Monday, November 22, 2010

It's cookie time.


Matt didn't start singing along when I starting singing the song from Troop Beverly Hills. I even tried twice. Weak sauce.

I made three kinds of cookies for my neighbor gifts. Most of them were wrapped up on small thanksgiving plates with cellophane but here is a picture of the last four I did today and I just wrapped up the cookies.

Ginger Spice Cookies - Our Best Bites (recipe from Paula Dean)
3/4 C Butter flavored Crisco
1 C sugar, plus more for rolling
1 large egg
1/4 C molasses
2 C flour
2 t baking soda
1 t ground cinnamon
1 t ground ginger
1/2 t ground cloves
1/2 t salt

Preheat oven to 350 degrees. spray pan lightly with cooking spray. With an electric mixer, combine shortening and sugar and cream until light and fluffy (about 2 minutes). Add the egg and the molasses and beat until completely incorporated. Sift or whisk together the flour, baking soda, cinnamon, ginger, cloves and salt and then add to the mixture. Stir until combined. Roll the dough into 1 inch balls and roll in sugar. Bake for 8-10 minutes or until just set around the edges and you start to see "crackling" on the top. They'll puff up while they're baking and as they cool they'll flatten.
Don't over bake! You want to keep them nice and chewy-soft in the middle

Notes:
1. I used a tablespoon to measure my balls.
2. I cooked them for about 9 minutes. They won't look done but they are.
3. I didn't have cloves so I used allspice.

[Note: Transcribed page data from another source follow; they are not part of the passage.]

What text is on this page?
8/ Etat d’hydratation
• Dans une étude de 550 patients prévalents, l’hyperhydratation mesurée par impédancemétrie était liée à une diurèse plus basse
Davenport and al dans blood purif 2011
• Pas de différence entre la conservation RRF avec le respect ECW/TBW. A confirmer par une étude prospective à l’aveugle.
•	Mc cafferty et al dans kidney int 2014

Shortbread Cookies - Little Birdie Secrets
4 cups flour
1 lb. butter
1 cup sugar
1 tsp. almond extract
1 bag Wilton Candy Melts or similar melting chocolate (we like "light cocoa" flavor)

Cream the butter and sugar, then add flour and mix well. Roll out on a lightly floured
surface and cut into desired shapes. Bake at 300 degrees for 25-30 minutes.
(Start checking after about 20 minutes. You want them to be just barely browning
around the edges.) Yields about 3 dozen cookies, depending on size of your cookie cutter.

Allow cookies to cool. Melt chocolate according to package directions. Dip half of each cookie in chocolate and place on wax paper to cool. When you start running low on chocolate, use a spoon to pour chocolate over cookies. Use the back of the spoon to smooth chocolate around until well-covered.

Notes:
1. I over baked mine a little but they still tasted good. Mine never turned brown but I left them in a couple minutes longer waiting for them to get brown.
2. I used the wilton chocolate but liked the ones I did with milk chocolate melting chocolate a little better.
3. My friend told me she sometimes like to add a little lemon flavor and then dip them in powdered sugar (no chocolate dipping). If I were to do that I would do balls or smaller cookies. That would be a tasty variation if you like lemon.

Peanut Butter Cookies - Allrecipes
  • 1 3/4 cups all-purpose flour
  • 1/2 teaspoon salt
  • 1 teaspoon baking soda
  • 1/2 cup butter, softened
  • 1/2 cup white sugar
  • 1/2 cup peanut butter
  • 1/2 cup packed brown sugar
  • 1 egg, beaten
  • 1 teaspoon vanilla extract
  • 2 tablespoons milk
  • 40 miniature chocolate covered peanut butter cups, unwrapped

  • Directions
  1. Preheat oven to 375 degrees F (190 degrees C).
  2. Sift together the flour, salt and baking soda; set aside.
  3. Cream together the butter, sugar, peanut butter and brown sugar until fluffy. Beat in the egg, vanilla and milk. Add the flour mixture; mix well.
  4. Shape into 40 balls and place each into an ungreased mini muffin pan.
  5. Bake at 375 degrees for about 8 minutes. Remove from oven and immediately press a mini peanut butter cup into each ball. Cool and carefully remove from pan.

Notes:
1. These are amazing. I put my butter cups unwrapped in the freezer while I baked my cookies so they would press down easily.
2. I used a table spoon to make my balls and it was the perfect size for a mini muffin tin.
3. The cookies won't look done at all but only cook for 9 minutes. They will be puffed up but when you press the cup in it works out fine.
4. I tried some with a large butter cup in a regular muffin tin and used 2 tablespoons of dough. They were really good but a little over the top. I cooked that pan for 12 minutes.